If weighting is not performed for variables with a large MAD, “value fluctuations in a wider range” will occur, resulting in unrealistic feature quantities being sampled.

6. ** "Selection of features to change" ** As a real problem of anti-real virtual sampling, there are features that cannot be changed.

• Gender, rejuvenation, etc.
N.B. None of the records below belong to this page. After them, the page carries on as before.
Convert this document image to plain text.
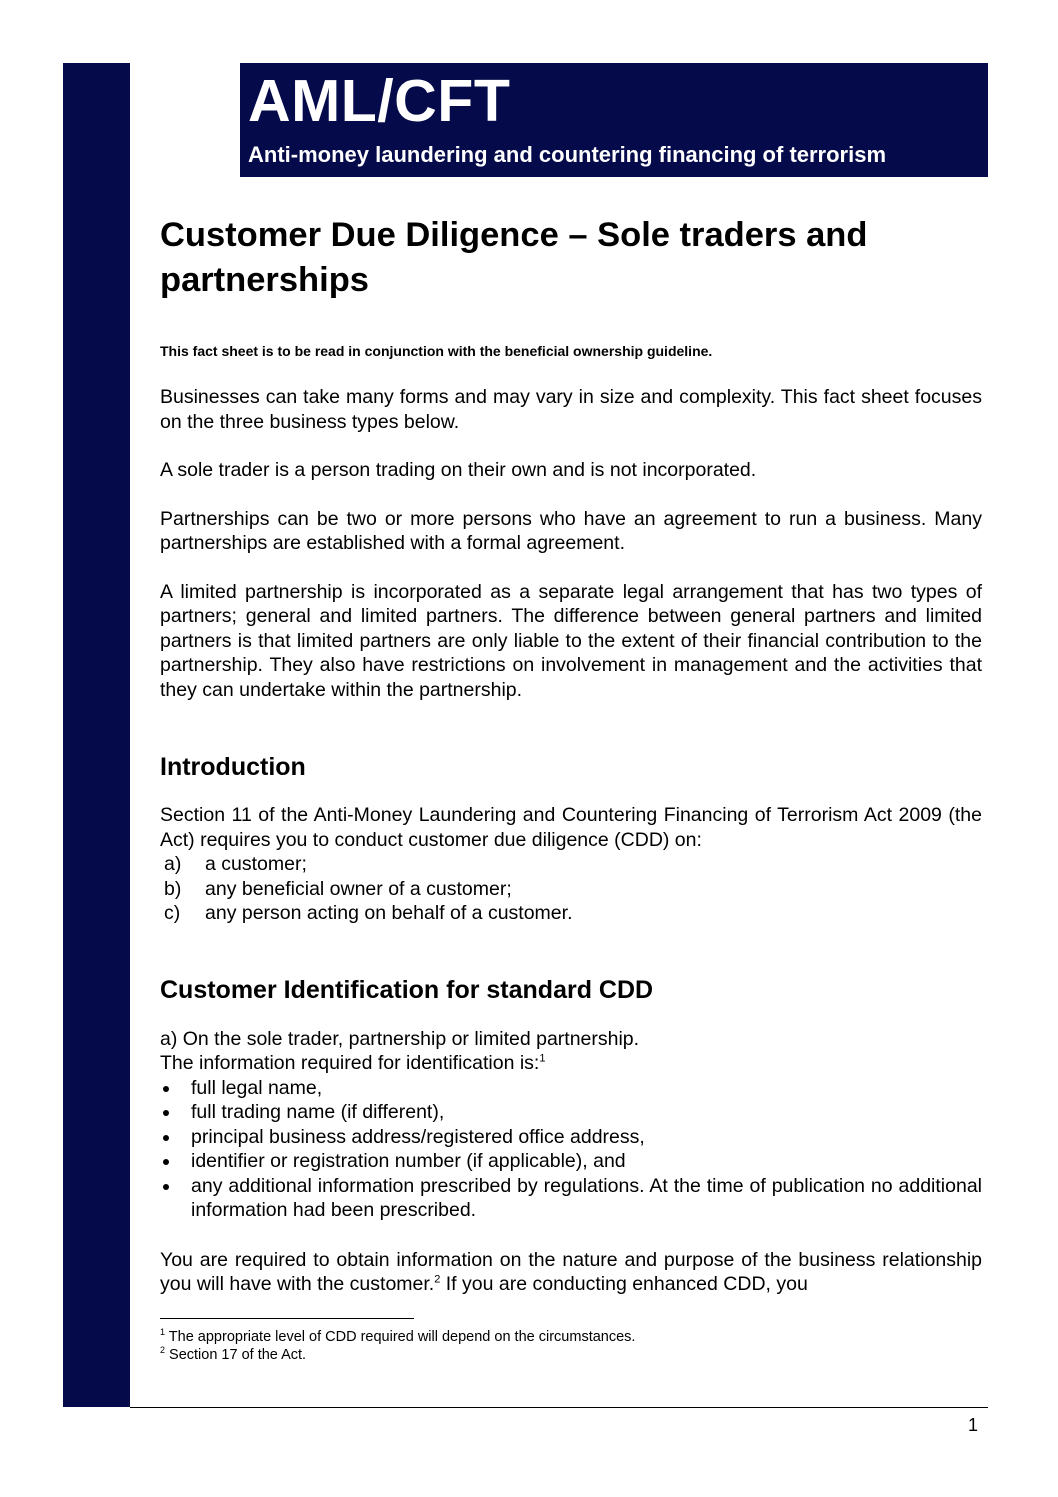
AML/CFT
Anti-money laundering and countering financing of terrorism
Customer Due Diligence – Sole traders and
partnerships

This fact sheet is to be read in conjunction with the beneficial ownership guideline.

Businesses can take many forms and may vary in size and complexity. This fact sheet focuses on the three business types below.

A sole trader is a person trading on their own and is not incorporated.

Partnerships can be two or more persons who have an agreement to run a business. Many partnerships are established with a formal agreement.

A limited partnership is incorporated as a separate legal arrangement that has two types of partners; general and limited partners. The difference between general partners and limited partners is that limited partners are only liable to the extent of their financial contribution to the partnership. They also have restrictions on involvement in management and the activities that they can undertake within the partnership.

Introduction

Section 11 of the Anti-Money Laundering and Countering Financing of Terrorism Act 2009 (the Act) requires you to conduct customer due diligence (CDD) on:

a) a customer;
b) any beneficial owner of a customer;
c) any person acting on behalf of a customer.
Customer Identification for standard CDD

a) On the sole trader, partnership or limited partnership.

The information required for identification is:$^1$

full legal name,
full trading name (if different),
principal business address/registered office address,
identifier or registration number (if applicable), and
any additional information prescribed by regulations. At the time of publication no additional information had been prescribed.

You are required to obtain information on the nature and purpose of the business relationship you will have with the customer.$^2$ If you are conducting enhanced CDD, you

$^1$ The appropriate level of CDD required will depend on the circumstances.
$^2$ Section 17 of the Act.
1
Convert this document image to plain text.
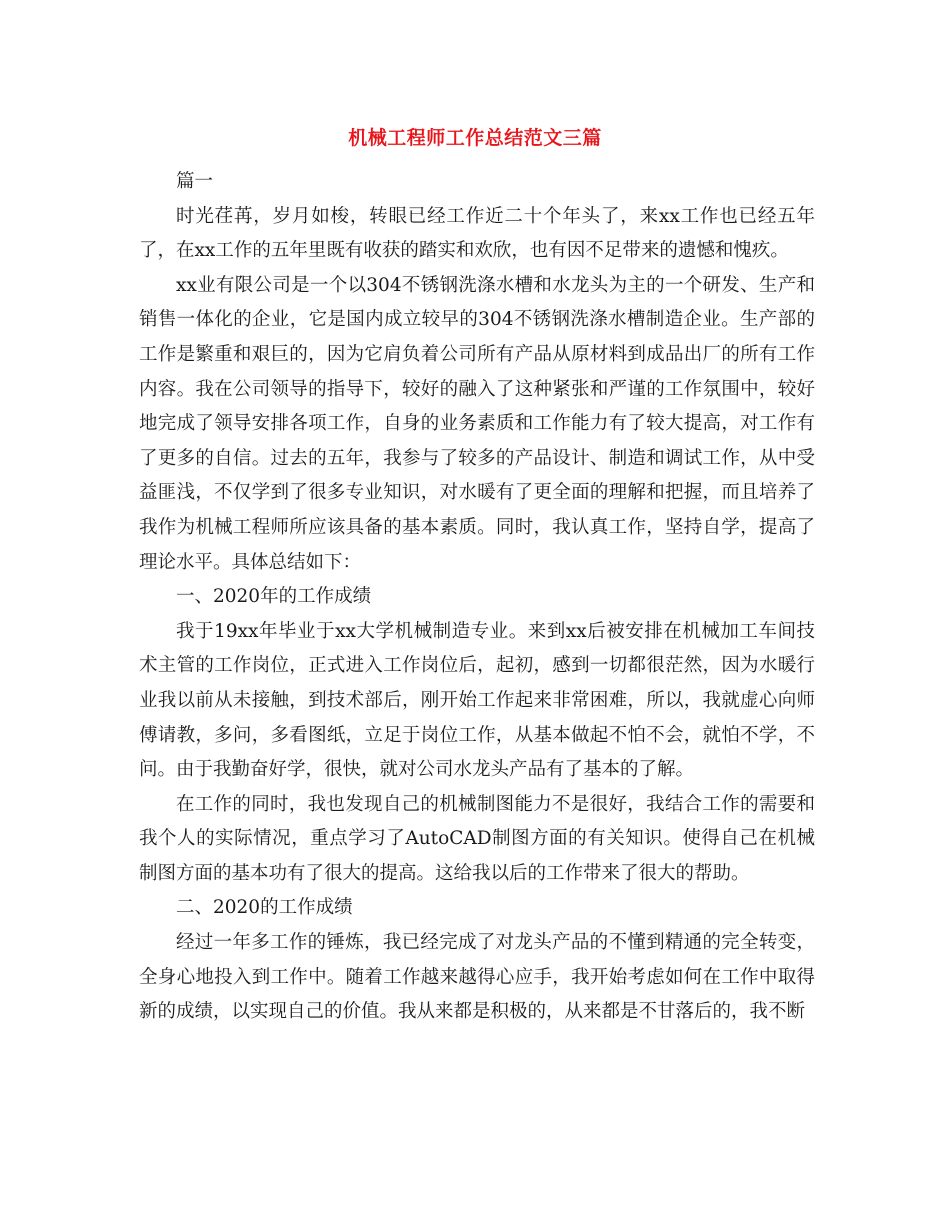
机械工程师工作总结范文三篇

篇一

时光荏苒，岁月如梭，转眼已经工作近二十个年头了，来xx工作也已经五年了，在xx工作的五年里既有收获的踏实和欢欣，也有因不足带来的遗憾和愧疚。

xx业有限公司是一个以304不锈钢洗涤水槽和水龙头为主的一个研发、生产和销售一体化的企业，它是国内成立较早的304不锈钢洗涤水槽制造企业。生产部的工作是繁重和艰巨的，因为它肩负着公司所有产品从原材料到成品出厂的所有工作内容。我在公司领导的指导下，较好的融入了这种紧张和严谨的工作氛围中，较好地完成了领导安排各项工作，自身的业务素质和工作能力有了较大提高，对工作有了更多的自信。过去的五年，我参与了较多的产品设计、制造和调试工作，从中受益匪浅，不仅学到了很多专业知识，对水暖有了更全面的理解和把握，而且培养了我作为机械工程师所应该具备的基本素质。同时，我认真工作，坚持自学，提高了理论水平。具体总结如下：

一、2020年的工作成绩

我于19xx年毕业于xx大学机械制造专业。来到xx后被安排在机械加工车间技术主管的工作岗位，正式进入工作岗位后，起初，感到一切都很茫然，因为水暖行业我以前从未接触，到技术部后，刚开始工作起来非常困难，所以，我就虚心向师傅请教，多问，多看图纸，立足于岗位工作，从基本做起不怕不会，就怕不学，不问。由于我勤奋好学，很快，就对公司水龙头产品有了基本的了解。

在工作的同时，我也发现自己的机械制图能力不是很好，我结合工作的需要和我个人的实际情况，重点学习了AutoCAD制图方面的有关知识。使得自己在机械制图方面的基本功有了很大的提高。这给我以后的工作带来了很大的帮助。

二、2020的工作成绩

经过一年多工作的锤炼，我已经完成了对龙头产品的不懂到精通的完全转变，全身心地投入到工作中。随着工作越来越得心应手，我开始考虑如何在工作中取得新的成绩，以实现自己的价值。我从来都是积极的，从来都是不甘落后的，我不断
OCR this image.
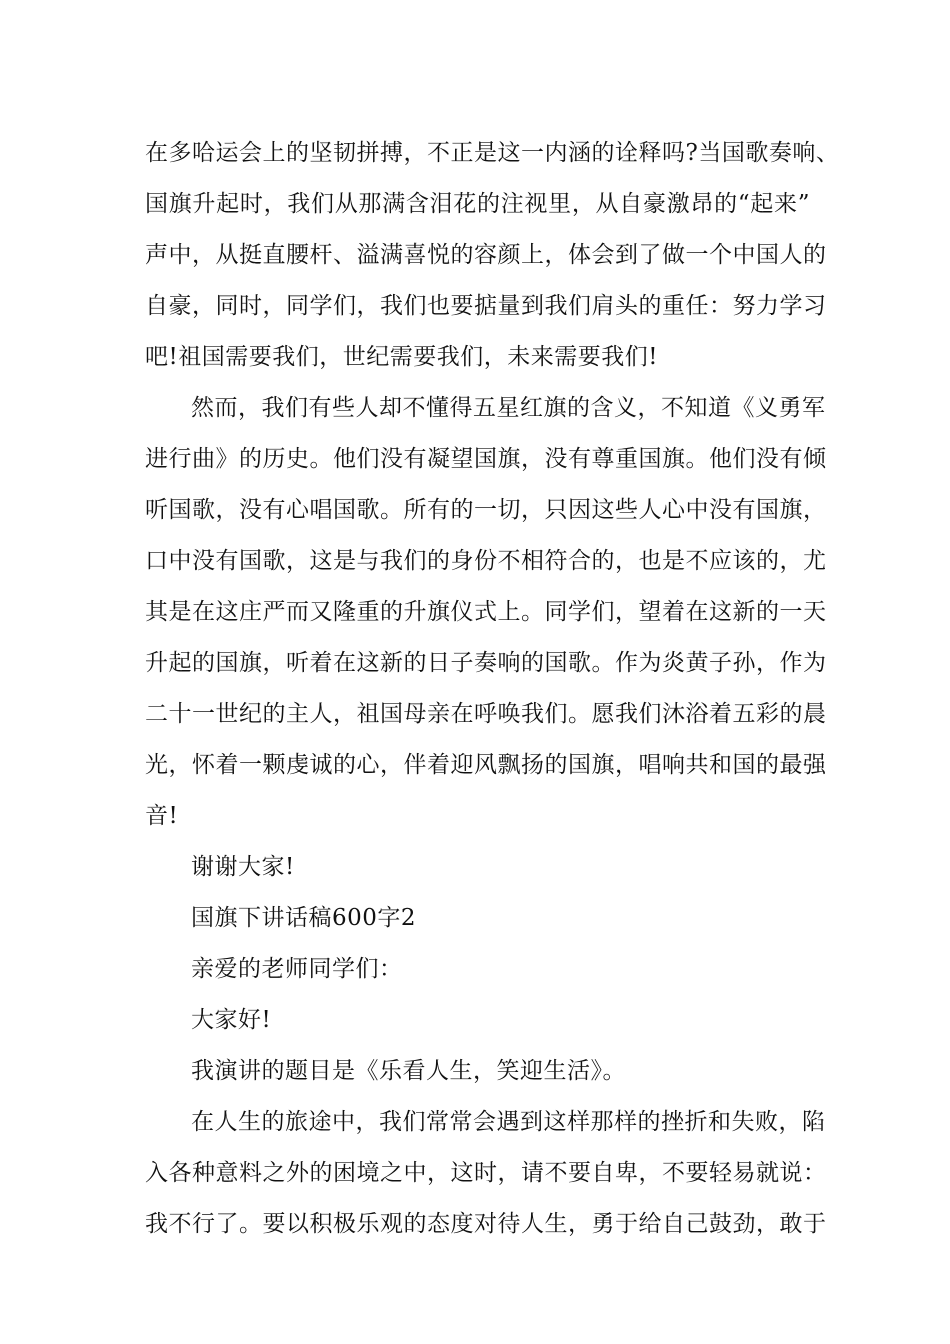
在多哈运会上的坚韧拼搏，不正是这一内涵的诠释吗?当国歌奏响、
国旗升起时，我们从那满含泪花的注视里，从自豪激昂的“起来”
声中，从挺直腰杆、溢满喜悦的容颜上，体会到了做一个中国人的
自豪，同时，同学们，我们也要掂量到我们肩头的重任：努力学习
吧!祖国需要我们，世纪需要我们，未来需要我们!
然而，我们有些人却不懂得五星红旗的含义，不知道《义勇军
进行曲》的历史。他们没有凝望国旗，没有尊重国旗。他们没有倾
听国歌，没有心唱国歌。所有的一切，只因这些人心中没有国旗，
口中没有国歌，这是与我们的身份不相符合的，也是不应该的，尤
其是在这庄严而又隆重的升旗仪式上。同学们，望着在这新的一天
升起的国旗，听着在这新的日子奏响的国歌。作为炎黄子孙，作为
二十一世纪的主人，祖国母亲在呼唤我们。愿我们沐浴着五彩的晨
光，怀着一颗虔诚的心，伴着迎风飘扬的国旗，唱响共和国的最强
音!
谢谢大家!
国旗下讲话稿600字2
亲爱的老师同学们：
大家好!
我演讲的题目是《乐看人生，笑迎生活》。
在人生的旅途中，我们常常会遇到这样那样的挫折和失败，陷
入各种意料之外的困境之中，这时，请不要自卑，不要轻易就说：
我不行了。要以积极乐观的态度对待人生，勇于给自己鼓劲，敢于
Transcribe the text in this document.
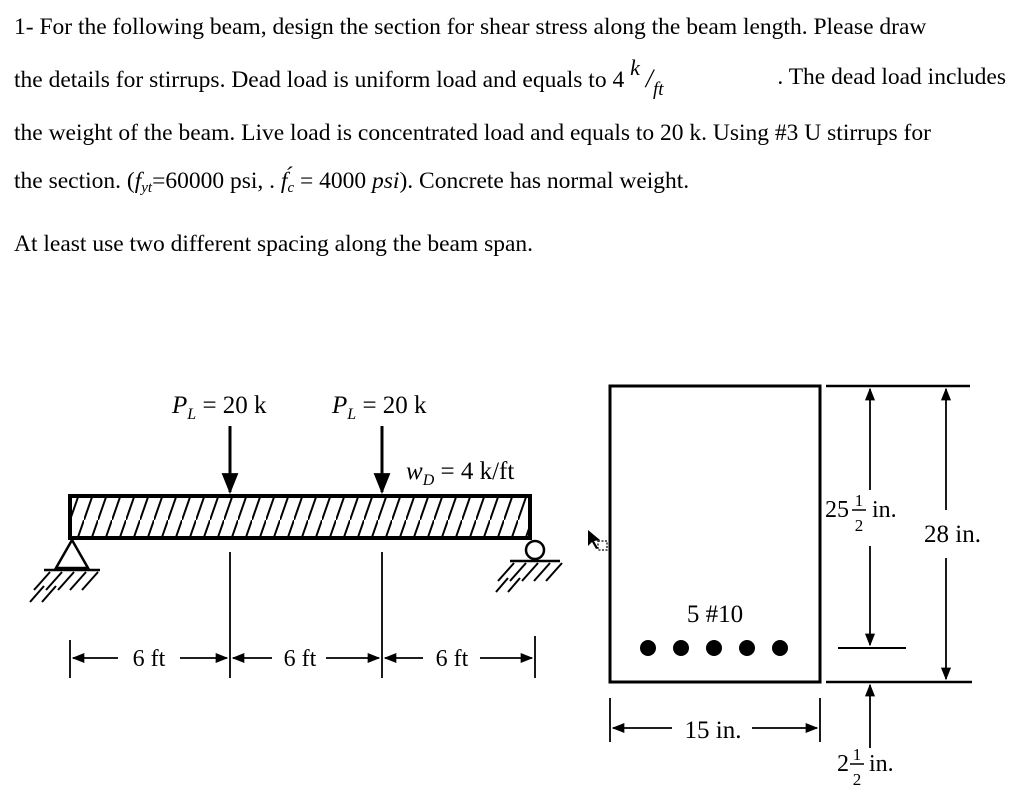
1- For the following beam, design the section for shear stress along the beam length. Please draw
the details for stirrups. Dead load is uniform load and equals to 4 k $/_{ft}$	. The dead load includes
the weight of the beam. Live load is concentrated load and equals to 20 k. Using #3 U stirrups for
the section. ($f_{yt}=60000$ psi, . $f́_c = 4000$ psi). Concrete has normal weight.
At least use two different spacing along the beam span.
$P_L = 20$ k	$P_L = 20$ k
$w_D = 4$ k/ft
6 ft	6 ft	6 ft
5 #10
15 in.
25 1
2
in.
28 in.
2 1
2
in.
Therefore, in DiCE, it is possible to select the feature amount to be changed (it is only necessary to set it variably at the time of optimization).

7. ** "Trade-off between feasibility and diversity" **

The optimization function defined by DiCE has hyperparameters that set the weights of "feasibility" and "diversity". By adjusting this value, each ratio can be changed. (Although it is not described in this report, it seems that there is an evaluation index for useful sampling, so I think that parameter tuning can be done by using that index.)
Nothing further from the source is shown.